To ensure data passes accurately through your environment, the following components must work together:
- •Domain configuration database code page
- •Administrator tool locale settings and code page
- •PowerCenter Integration Service data movement mode
- •Code page for each PowerCenter Integration Service process
- •PowerCenter Client code page
- •PowerCenter repository code page
- •Source and target database code pages
- •Metadata Manager repository code page
You can configure the PowerCenter Integration Service for relaxed code page validation. Relaxed validation removes restrictions on source and target code pages.
Unicode
The Unicode Standard is the work of the Unicode Consortium, an international body that promotes the interchange of data in all languages. The Unicode Standard is designed to support any language, no matter how many bytes each character in that language may require. Currently, it supports all common languages and provides limited support for other less common languages. The Unicode Consortium is continually enhancing the Unicode Standard with new character encodings. For more information about the Unicode Standard, see
http://www.unicode.org.
The Unicode Standard includes multiple character sets. Informatica uses the following Unicode standards:
- •UCS-2 (Universal Character Set, double-byte). A character set in which each character uses two bytes.
- •UTF-8 (Unicode Transformation Format). An encoding format in which each character can use between one to four bytes.
- •UTF-16 (Unicode Transformation Format). An encoding format in which each character uses two or four bytes.
- •UTF-32 (Unicode Transformation Format). An encoding format in which each character uses four bytes.
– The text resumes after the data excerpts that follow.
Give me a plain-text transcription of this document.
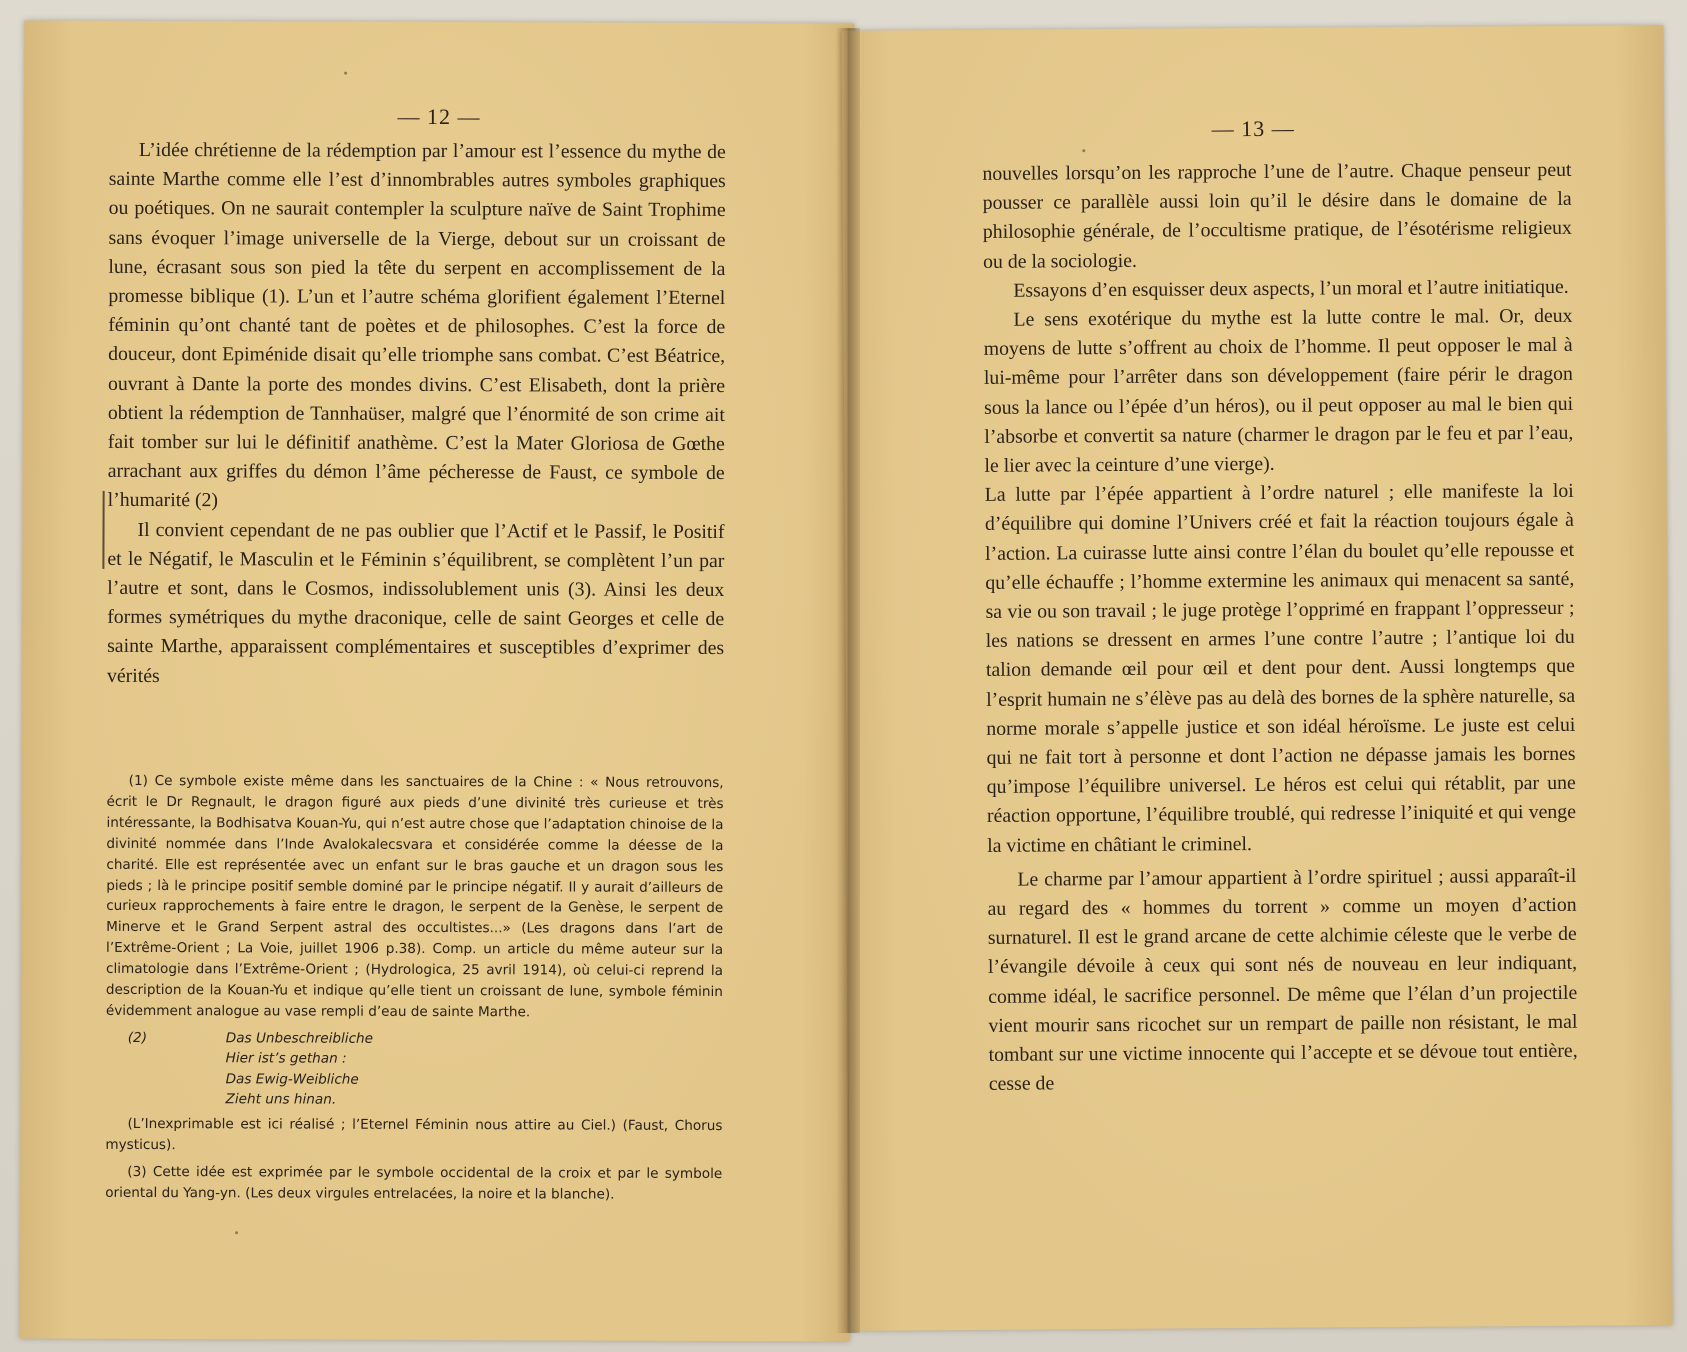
— 12 —

L’idée chrétienne de la rédemption par l’amour est l’essence du mythe de sainte Marthe comme elle l’est d’innombrables autres symboles graphiques ou poétiques. On ne saurait contempler la sculpture naïve de Saint Trophime sans évoquer l’image universelle de la Vierge, debout sur un croissant de lune, écrasant sous son pied la tête du serpent en accomplissement de la promesse biblique (1). L’un et l’autre schéma glorifient également l’Eternel féminin qu’ont chanté tant de poètes et de philosophes. C’est la force de douceur, dont Epiménide disait qu’elle triomphe sans combat. C’est Béatrice, ouvrant à Dante la porte des mondes divins. C’est Elisabeth, dont la prière obtient la rédemption de Tannhaüser, malgré que l’énormité de son crime ait fait tomber sur lui le définitif anathème. C’est la Mater Gloriosa de Gœthe arrachant aux griffes du démon l’âme pécheresse de Faust, ce symbole de l’humarité (2)

Il convient cependant de ne pas oublier que l’Actif et le Passif, le Positif et le Négatif, le Masculin et le Féminin s’équilibrent, se complètent l’un par l’autre et sont, dans le Cosmos, indissolublement unis (3). Ainsi les deux formes symétriques du mythe draconique, celle de saint Georges et celle de sainte Marthe, apparaissent complémentaires et susceptibles d’exprimer des vérités

(1) Ce symbole existe même dans les sanctuaires de la Chine : « Nous retrouvons, écrit le Dr Regnault, le dragon figuré aux pieds d’une divinité très curieuse et très intéressante, la Bodhisatva Kouan-Yu, qui n’est autre chose que l’adaptation chinoise de la divinité nommée dans l’Inde Avalokalecsvara et considérée comme la déesse de la charité. Elle est représentée avec un enfant sur le bras gauche et un dragon sous les pieds ; là le principe positif semble dominé par le principe négatif. Il y aurait d’ailleurs de curieux rapprochements à faire entre le dragon, le serpent de la Genèse, le serpent de Minerve et le Grand Serpent astral des occultistes...» (Les dragons dans l’art de l’Extrême-Orient ; La Voie, juillet 1906 p.38). Comp. un article du même auteur sur la climatologie dans l’Extrême-Orient ; (Hydrologica, 25 avril 1914), où celui-ci reprend la description de la Kouan-Yu et indique qu’elle tient un croissant de lune, symbole féminin évidemment analogue au vase rempli d’eau de sainte Marthe.

(2)	Das Unbeschreibliche
Hier ist’s gethan :
Das Ewig-Weibliche
Zieht uns hinan.

(L’Inexprimable est ici réalisé ; l’Eternel Féminin nous attire au Ciel.) (Faust, Chorus mysticus).

(3) Cette idée est exprimée par le symbole occidental de la croix et par le symbole oriental du Yang-yn. (Les deux virgules entrelacées, la noire et la blanche).

— 13 —

nouvelles lorsqu’on les rapproche l’une de l’autre. Chaque penseur peut pousser ce parallèle aussi loin qu’il le désire dans le domaine de la philosophie générale, de l’occultisme pratique, de l’ésotérisme religieux ou de la sociologie.

Essayons d’en esquisser deux aspects, l’un moral et l’autre initiatique.

Le sens exotérique du mythe est la lutte contre le mal. Or, deux moyens de lutte s’offrent au choix de l’homme. Il peut opposer le mal à lui-même pour l’arrêter dans son développement (faire périr le dragon sous la lance ou l’épée d’un héros), ou il peut opposer au mal le bien qui l’absorbe et convertit sa nature (charmer le dragon par le feu et par l’eau, le lier avec la ceinture d’une vierge).

La lutte par l’épée appartient à l’ordre naturel ; elle manifeste la loi d’équilibre qui domine l’Univers créé et fait la réaction toujours égale à l’action. La cuirasse lutte ainsi contre l’élan du boulet qu’elle repousse et qu’elle échauffe ; l’homme extermine les animaux qui menacent sa santé, sa vie ou son travail ; le juge protège l’opprimé en frappant l’oppresseur ; les nations se dressent en armes l’une contre l’autre ; l’antique loi du talion demande œil pour œil et dent pour dent. Aussi longtemps que l’esprit humain ne s’élève pas au delà des bornes de la sphère naturelle, sa norme morale s’appelle justice et son idéal héroïsme. Le juste est celui qui ne fait tort à personne et dont l’action ne dépasse jamais les bornes qu’impose l’équilibre universel. Le héros est celui qui rétablit, par une réaction opportune, l’équilibre troublé, qui redresse l’iniquité et qui venge la victime en châtiant le criminel.

Le charme par l’amour appartient à l’ordre spirituel ; aussi apparaît-il au regard des « hommes du torrent » comme un moyen d’action surnaturel. Il est le grand arcane de cette alchimie céleste que le verbe de l’évangile dévoile à ceux qui sont nés de nouveau en leur indiquant, comme idéal, le sacrifice personnel. De même que l’élan d’un projectile vient mourir sans ricochet sur un rempart de paille non résistant, le mal tombant sur une victime innocente qui l’accepte et se dévoue tout entière, cesse de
- •GB18030. A Unicode encoding format defined by the Chinese government in which each character can use between one to four bytes.
Informatica is a Unicode application. The PowerCenter Client, PowerCenter Integration Service, and Data Integration Service use UCS-2 internally. The PowerCenter Client converts user input from any language to UCS-2 and converts it from UCS-2 before writing to the PowerCenter repository. The PowerCenter Integration Service and Data Integration Service converts source data to UCS-2 before processing and converts it from UCS-2 after processing. The PowerCenter repository, Model repository, PowerCenter Integration Service, and Data Integration Service support UTF-8. You can use Informatica to process data in any language.
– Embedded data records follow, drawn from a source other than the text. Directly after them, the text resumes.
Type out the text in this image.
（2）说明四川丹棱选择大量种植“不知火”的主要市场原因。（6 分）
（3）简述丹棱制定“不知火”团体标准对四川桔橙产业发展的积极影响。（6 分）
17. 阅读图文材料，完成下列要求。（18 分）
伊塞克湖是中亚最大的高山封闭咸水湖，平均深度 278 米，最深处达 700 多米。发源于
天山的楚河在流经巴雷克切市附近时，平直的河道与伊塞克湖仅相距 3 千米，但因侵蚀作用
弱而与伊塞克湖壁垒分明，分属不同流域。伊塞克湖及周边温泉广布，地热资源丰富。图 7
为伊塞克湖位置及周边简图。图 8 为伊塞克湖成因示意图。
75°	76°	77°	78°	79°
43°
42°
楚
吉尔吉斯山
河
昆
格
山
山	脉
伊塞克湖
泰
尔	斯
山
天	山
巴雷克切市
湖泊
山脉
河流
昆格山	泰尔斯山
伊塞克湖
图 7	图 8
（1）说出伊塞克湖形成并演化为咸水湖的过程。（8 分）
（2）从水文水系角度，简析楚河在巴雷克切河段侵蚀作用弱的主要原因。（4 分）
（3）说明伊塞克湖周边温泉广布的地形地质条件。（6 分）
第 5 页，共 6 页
Working with a Unicode PowerCenter Repository
The PowerCenter repository code page is the code page of the data in the PowerCenter repository. You choose the PowerCenter repository code page when you create or upgrade a PowerCenter repository. When the PowerCenter repository database code page is UTF-8, you can create a PowerCenter repository using the UTF-8 code page.
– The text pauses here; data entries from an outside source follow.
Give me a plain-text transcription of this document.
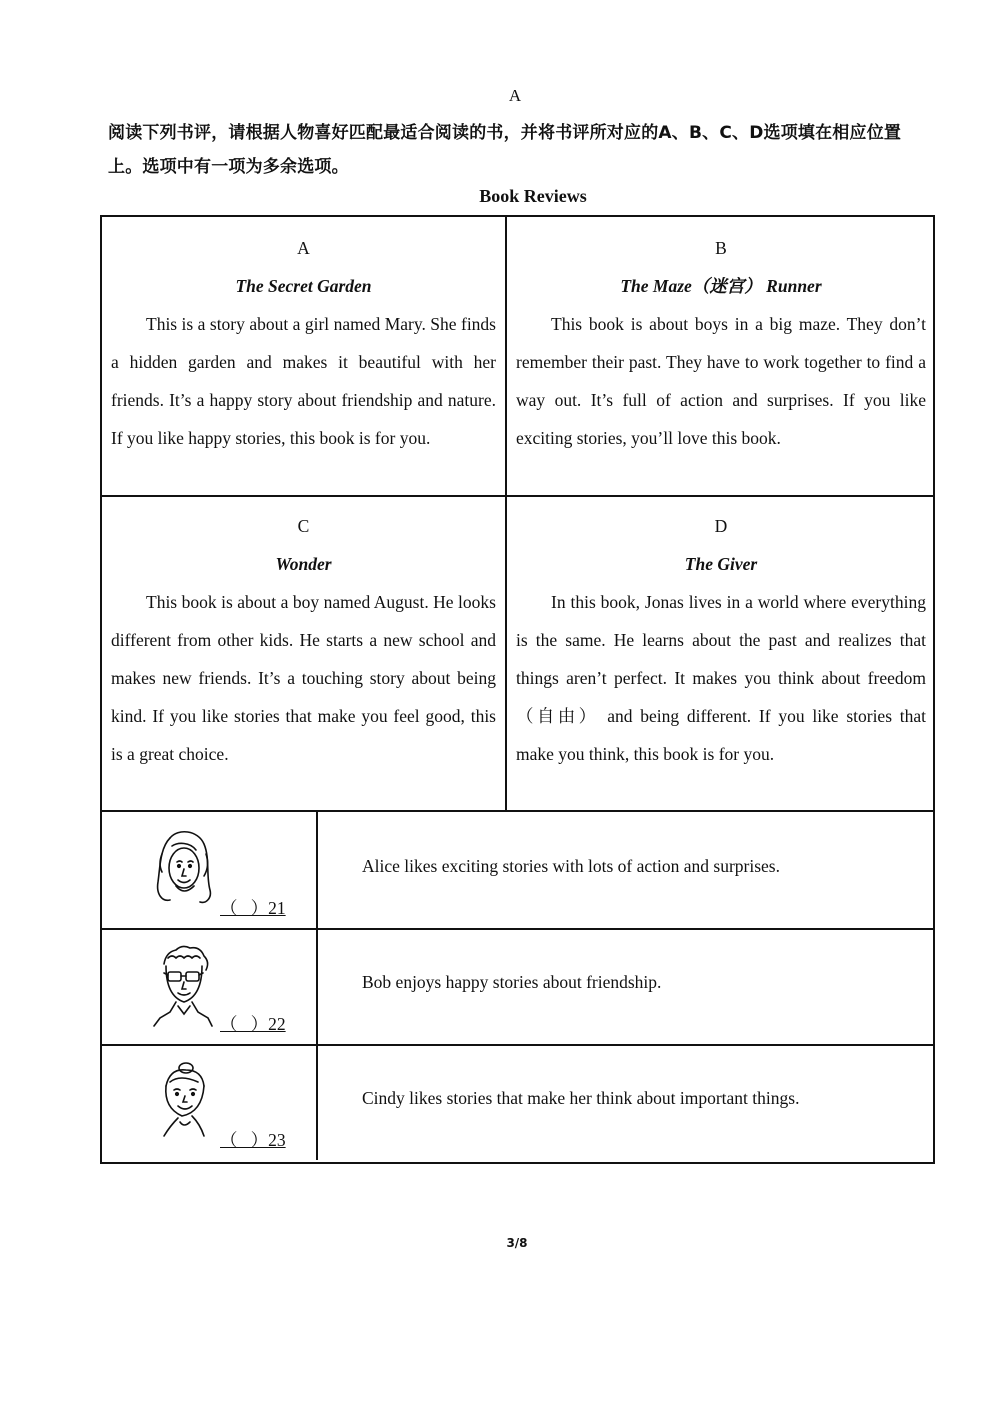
A
阅读下列书评，请根据人物喜好匹配最适合阅读的书，并将书评所对应的A、B、C、D选项填在相应位置上。选项中有一项为多余选项。
Book Reviews
A
The Secret Garden
This is a story about a girl named Mary. She finds a hidden garden and makes it beautiful with her friends. It’s a happy story about friendship and nature. If you like happy stories, this book is for you.
B
The Maze（迷宫） Runner
This book is about boys in a big maze. They don’t remember their past. They have to work together to find a way out. It’s full of action and surprises. If you like exciting stories, you’ll love this book.
C
Wonder
This book is about a boy named August. He looks different from other kids. He starts a new school and makes new friends. It’s a touching story about being kind. If you like stories that make you feel good, this is a great choice.
D
The Giver
In this book, Jonas lives in a world where everything is the same. He learns about the past and realizes that things aren’t perfect. It makes you think about freedom（自由） and being different. If you like stories that make you think, this book is for you.
（   ）21
Alice likes exciting stories with lots of action and surprises.
（   ）22
Bob enjoys happy stories about friendship.
（   ）23
Cindy likes stories that make her think about important things.
3/8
The domain configuration database uses the UTF-8 code page. If you need to store metadata in multiple languages, such as Chinese, Japanese, and Arabic, you must use the UTF-8 code page for all services in that domain.
The Service Manager synchronizes the list of users in the domain with the list of users and groups in each application service. If a user in the domain has characters that the code page of the application services does not recognize, characters do not convert correctly and inconsistencies occur.
Use the following guidelines when you use UTF-8 as the PowerCenter repository code page:
- •The PowerCenter repository database code page must be UTF-8.
- •The PowerCenter repository code page must be a superset of the PowerCenter Client and PowerCenter Integration Service process code pages.
- •You can input any character in the UCS-2 character set. For example, you can store German, Chinese, and English metadata in a UTF-8 enabled PowerCenter repository.
- •Install languages and fonts on the PowerCenter Client machine. If you are using a UTF-8 PowerCenter repository, you may want to enable the PowerCenter Client machines to display multiple languages. By default, the PowerCenter Clients display text in the language set in the system locale. Use the Regional Options tool in the Control Panel to add language groups to the PowerCenter Client machines.
- •You can use the Windows Input Method Editor (IME) to enter multibyte characters from any language without having to run the version of Windows specific for that language.
- •Choose a code page for a PowerCenter Integration Service process that can process all PowerCenter repository metadata correctly. The code page of the PowerCenter Integration Service process must be a subset of the PowerCenter repository code page. If the PowerCenter Integration Service has multiple service processes, ensure that the code pages for all PowerCenter Integration Service processes are subsets of the PowerCenter repository code page. If you are running the PowerCenter Integration Service process on Windows, the code page for the PowerCenter Integration Service process must be the same as the code page for the system or user locale. If you are running the PowerCenter Integration Service process on UNIX, use the UTF-8 code page for the PowerCenter Integration Service process.